January Diets vs Desi Reality

Every New Year, we Indians make a sacred promise: “This year, only healthy food!” We say it with full TED Talk confidence, standing in front of the fridge like it’s a podium of transformation. We buy quinoa, kale, and chia seeds — ingredients that sound less like food and more like Wi-Fi passwords.
You open the fridge for salad, but Matar Paneer winks at you like a long-lost lover. You try to make oats, and mom’s aloo paratha lands on your plate like divine intervention — hot, golden, and unapologetically ghee-soaked. Even dahi bhalla flirts harder than your protein shake, whispering, “I’m soft, I’m spicy, I’am your बचपन का प्यार
Healthy food tries to motivate you. Indian food pulls you in with full drama, and just like that, by the end of January, our healthy diet plan ends up in the dustbin.

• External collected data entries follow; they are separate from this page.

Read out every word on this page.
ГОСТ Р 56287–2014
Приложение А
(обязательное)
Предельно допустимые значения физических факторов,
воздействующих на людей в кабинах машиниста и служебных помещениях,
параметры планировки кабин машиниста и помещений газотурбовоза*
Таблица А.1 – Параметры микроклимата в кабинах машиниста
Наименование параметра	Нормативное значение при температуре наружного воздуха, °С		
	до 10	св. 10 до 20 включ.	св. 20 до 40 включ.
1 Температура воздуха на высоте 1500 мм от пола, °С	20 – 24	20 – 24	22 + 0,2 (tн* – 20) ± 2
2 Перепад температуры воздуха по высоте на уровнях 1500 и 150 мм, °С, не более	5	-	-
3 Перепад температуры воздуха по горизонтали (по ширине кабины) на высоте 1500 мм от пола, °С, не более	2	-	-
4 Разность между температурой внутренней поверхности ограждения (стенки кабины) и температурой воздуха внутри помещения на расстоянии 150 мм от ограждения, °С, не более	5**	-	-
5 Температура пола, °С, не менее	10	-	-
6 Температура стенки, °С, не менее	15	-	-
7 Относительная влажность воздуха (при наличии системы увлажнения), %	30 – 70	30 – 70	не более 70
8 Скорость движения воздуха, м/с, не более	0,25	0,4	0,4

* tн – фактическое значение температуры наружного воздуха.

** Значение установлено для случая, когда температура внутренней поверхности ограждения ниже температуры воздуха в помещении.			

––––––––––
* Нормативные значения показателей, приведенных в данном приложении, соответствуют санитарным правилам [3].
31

Career Resolutions Office Edition

Every New Year, we set career goals like we’re pitching a Bollywood script: “This year, I’ll become a thought leader, build a personal brand, get promoted, and maybe launch a startup on the side.” We say it while sipping chai and scrolling LinkedIn like it’s a vision board.
By the end of January, the only thing we’ve launched is a Netflix binge. The personal brand is one lonely Canva post saying “New Year, New Me”, and the startup idea is buried under the junk mail folder of our inbox.
Career Goal: “I’ll network with industry leaders.”
Reality: “I’ll reply to that one email… tomorrow.”
Progress Over Perfection
Instead of treating January like a final exam, treat it like a trial version of life, try habits, keep what fits, drop what doesn’t. No guilt, no drama.
A 10-minute walk is better than a two-hour gym meltdown. One page of reading beats buying ten books you’ll never open. And one cup of chai beats stressing about perfection.
So if your resolution died in January, don’t cry — roast it, laugh about it, and restart whenever you want, maybe in February, maybe in March, or maybe next random Tuesday.
Because self-improvement doesn’t run on a calendar — it runs on patience, humor, and a lot of chai.